Before Tony Bourdain was all that big, he also wrote a book about Typhoid Mary, and a few not-terrible crime fiction novels.

As celebrity chefs go (the tv kind, not the book kind), he's one of the more talented writers in the bunch. This is faint praise, but it's not nothing.
posted by box at 4:16 PM on January 5, 2016 [2 favorites]


I can't really criticize him much for his schtick. To go from heroin addict to world-travelling professional eater is an unqualified success IMO.

As he admits in his Reddit AMA a while back, he used to be the kind of person "you wouldn't want to know", "selfish, druggy, larcenous"...

Whatever else you might say, Bourdainnow is much better.
posted by iffthen at 4:19 PM on January 5, 2016 [1 favorite]


Also, he'd probably make a damn entertaining travelling companion.

Not that I'm jealous or anything
posted by iffthen at 4:22 PM on January 5, 2016 [1 favorite]

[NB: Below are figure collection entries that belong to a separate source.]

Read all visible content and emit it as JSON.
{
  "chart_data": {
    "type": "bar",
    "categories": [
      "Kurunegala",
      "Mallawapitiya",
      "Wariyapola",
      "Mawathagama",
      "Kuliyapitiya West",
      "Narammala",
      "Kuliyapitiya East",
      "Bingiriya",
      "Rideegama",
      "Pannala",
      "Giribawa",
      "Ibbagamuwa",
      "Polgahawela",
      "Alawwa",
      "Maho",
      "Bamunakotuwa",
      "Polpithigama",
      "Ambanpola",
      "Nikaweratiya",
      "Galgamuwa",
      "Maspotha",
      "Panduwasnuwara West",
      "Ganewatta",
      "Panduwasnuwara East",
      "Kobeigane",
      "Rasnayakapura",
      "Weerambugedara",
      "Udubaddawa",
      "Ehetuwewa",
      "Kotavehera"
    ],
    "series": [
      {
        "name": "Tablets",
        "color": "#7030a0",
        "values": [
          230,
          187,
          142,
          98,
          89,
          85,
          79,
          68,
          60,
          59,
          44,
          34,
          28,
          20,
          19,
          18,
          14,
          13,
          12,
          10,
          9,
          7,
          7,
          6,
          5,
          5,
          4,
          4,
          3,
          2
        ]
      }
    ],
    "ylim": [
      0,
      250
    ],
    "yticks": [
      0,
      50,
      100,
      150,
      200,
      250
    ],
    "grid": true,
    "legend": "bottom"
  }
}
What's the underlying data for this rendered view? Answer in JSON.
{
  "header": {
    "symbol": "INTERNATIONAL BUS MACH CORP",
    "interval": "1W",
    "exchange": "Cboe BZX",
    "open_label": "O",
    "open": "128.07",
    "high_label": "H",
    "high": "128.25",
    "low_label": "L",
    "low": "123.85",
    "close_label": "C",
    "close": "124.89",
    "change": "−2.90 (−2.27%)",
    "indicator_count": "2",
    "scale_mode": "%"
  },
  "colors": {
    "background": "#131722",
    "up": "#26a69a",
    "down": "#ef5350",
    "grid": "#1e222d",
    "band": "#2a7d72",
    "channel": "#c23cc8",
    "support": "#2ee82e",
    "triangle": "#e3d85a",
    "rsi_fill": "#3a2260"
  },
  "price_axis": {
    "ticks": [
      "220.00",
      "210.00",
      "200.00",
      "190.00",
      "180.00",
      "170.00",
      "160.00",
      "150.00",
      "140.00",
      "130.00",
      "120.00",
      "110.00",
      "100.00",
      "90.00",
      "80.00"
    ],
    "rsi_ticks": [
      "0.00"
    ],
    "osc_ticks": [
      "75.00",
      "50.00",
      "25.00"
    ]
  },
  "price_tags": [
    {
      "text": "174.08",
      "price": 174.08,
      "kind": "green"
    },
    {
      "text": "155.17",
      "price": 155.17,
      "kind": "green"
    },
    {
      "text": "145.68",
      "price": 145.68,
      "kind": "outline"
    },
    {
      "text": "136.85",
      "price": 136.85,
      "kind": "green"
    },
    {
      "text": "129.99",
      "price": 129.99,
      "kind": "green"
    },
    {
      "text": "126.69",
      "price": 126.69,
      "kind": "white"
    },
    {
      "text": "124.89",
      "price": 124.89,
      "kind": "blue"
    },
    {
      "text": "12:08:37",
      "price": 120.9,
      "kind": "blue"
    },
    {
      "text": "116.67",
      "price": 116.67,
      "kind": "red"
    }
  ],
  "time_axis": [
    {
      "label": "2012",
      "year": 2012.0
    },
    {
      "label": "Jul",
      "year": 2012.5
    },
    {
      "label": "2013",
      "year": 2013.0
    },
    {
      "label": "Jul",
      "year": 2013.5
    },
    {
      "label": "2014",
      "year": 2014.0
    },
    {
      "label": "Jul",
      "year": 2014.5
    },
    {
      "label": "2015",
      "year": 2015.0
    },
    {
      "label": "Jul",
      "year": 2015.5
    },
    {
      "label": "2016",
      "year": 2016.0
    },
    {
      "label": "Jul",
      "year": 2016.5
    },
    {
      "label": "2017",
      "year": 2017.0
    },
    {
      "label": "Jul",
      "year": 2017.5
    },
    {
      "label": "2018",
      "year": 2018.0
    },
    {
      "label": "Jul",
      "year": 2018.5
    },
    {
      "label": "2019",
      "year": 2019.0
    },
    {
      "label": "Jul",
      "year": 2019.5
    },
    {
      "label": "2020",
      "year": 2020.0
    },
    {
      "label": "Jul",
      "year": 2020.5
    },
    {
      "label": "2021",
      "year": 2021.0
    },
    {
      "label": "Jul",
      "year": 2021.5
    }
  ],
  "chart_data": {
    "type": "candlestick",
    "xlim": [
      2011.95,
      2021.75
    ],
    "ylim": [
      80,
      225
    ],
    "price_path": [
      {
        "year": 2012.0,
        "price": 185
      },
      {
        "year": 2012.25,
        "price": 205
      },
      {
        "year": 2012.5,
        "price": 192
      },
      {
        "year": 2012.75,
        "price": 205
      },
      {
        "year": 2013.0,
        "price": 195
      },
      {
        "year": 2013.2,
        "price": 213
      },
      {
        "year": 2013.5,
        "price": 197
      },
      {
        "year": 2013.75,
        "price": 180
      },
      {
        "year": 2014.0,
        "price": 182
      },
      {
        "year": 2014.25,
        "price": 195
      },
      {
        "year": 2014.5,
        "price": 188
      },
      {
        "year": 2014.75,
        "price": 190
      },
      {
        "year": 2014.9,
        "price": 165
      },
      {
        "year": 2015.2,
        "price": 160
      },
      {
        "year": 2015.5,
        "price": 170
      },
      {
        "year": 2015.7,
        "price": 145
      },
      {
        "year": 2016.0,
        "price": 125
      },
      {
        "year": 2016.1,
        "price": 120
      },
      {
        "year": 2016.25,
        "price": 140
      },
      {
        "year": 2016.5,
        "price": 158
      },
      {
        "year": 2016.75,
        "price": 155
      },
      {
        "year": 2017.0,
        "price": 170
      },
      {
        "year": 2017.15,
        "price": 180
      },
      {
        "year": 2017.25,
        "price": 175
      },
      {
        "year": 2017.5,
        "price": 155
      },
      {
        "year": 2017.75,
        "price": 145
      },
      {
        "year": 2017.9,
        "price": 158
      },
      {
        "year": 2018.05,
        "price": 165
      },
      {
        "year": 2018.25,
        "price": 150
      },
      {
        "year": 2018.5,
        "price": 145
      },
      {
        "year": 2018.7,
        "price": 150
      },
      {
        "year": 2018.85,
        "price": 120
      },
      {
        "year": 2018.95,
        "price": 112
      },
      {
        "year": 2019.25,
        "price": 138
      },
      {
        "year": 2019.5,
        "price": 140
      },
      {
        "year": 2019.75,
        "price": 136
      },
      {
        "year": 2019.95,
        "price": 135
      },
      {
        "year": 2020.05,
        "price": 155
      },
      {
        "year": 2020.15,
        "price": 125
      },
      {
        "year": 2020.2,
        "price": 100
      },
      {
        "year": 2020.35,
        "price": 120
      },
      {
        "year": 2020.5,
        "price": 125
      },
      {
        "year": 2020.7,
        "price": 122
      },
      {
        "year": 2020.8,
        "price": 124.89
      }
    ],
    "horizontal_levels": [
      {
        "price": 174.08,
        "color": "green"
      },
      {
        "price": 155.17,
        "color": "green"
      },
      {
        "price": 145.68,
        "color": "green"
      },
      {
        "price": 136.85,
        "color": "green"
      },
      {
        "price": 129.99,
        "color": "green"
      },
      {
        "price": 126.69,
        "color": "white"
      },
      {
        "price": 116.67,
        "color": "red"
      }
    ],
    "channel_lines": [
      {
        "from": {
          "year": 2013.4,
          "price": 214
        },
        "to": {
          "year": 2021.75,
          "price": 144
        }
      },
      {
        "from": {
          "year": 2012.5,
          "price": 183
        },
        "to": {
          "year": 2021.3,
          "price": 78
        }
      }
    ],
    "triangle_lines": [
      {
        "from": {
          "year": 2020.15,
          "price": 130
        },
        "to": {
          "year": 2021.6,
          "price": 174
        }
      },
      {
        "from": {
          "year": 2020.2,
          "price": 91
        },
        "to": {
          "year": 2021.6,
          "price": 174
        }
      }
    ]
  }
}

While I won't buy a comic book by Bourdain, his travel shows are my first choice for relaxing in front of the screen. Will now also try The Mind of a Chef, thanks for the hint.

If one is a frequent and curious traveller, his shows are obviously not a "ressource" (though I've bookmarked the episode on Peru), but they are lovely television escapism, and a lot of people never get to travel across the globe and eat all sorts of local food.

Some of the shows are edgy, too: Atom Eyes has already mentioned the one where the crew are trapped in Beirut. They've also visited Iran, which made for a great show. And there was the show about drug-addiction - I don't remember wether that was in one of the series or a separate feature.

From the foody point of view, the episodes where the food is just horrible are fun and edgy in a less political way - Finland springs to mind, and Namibia.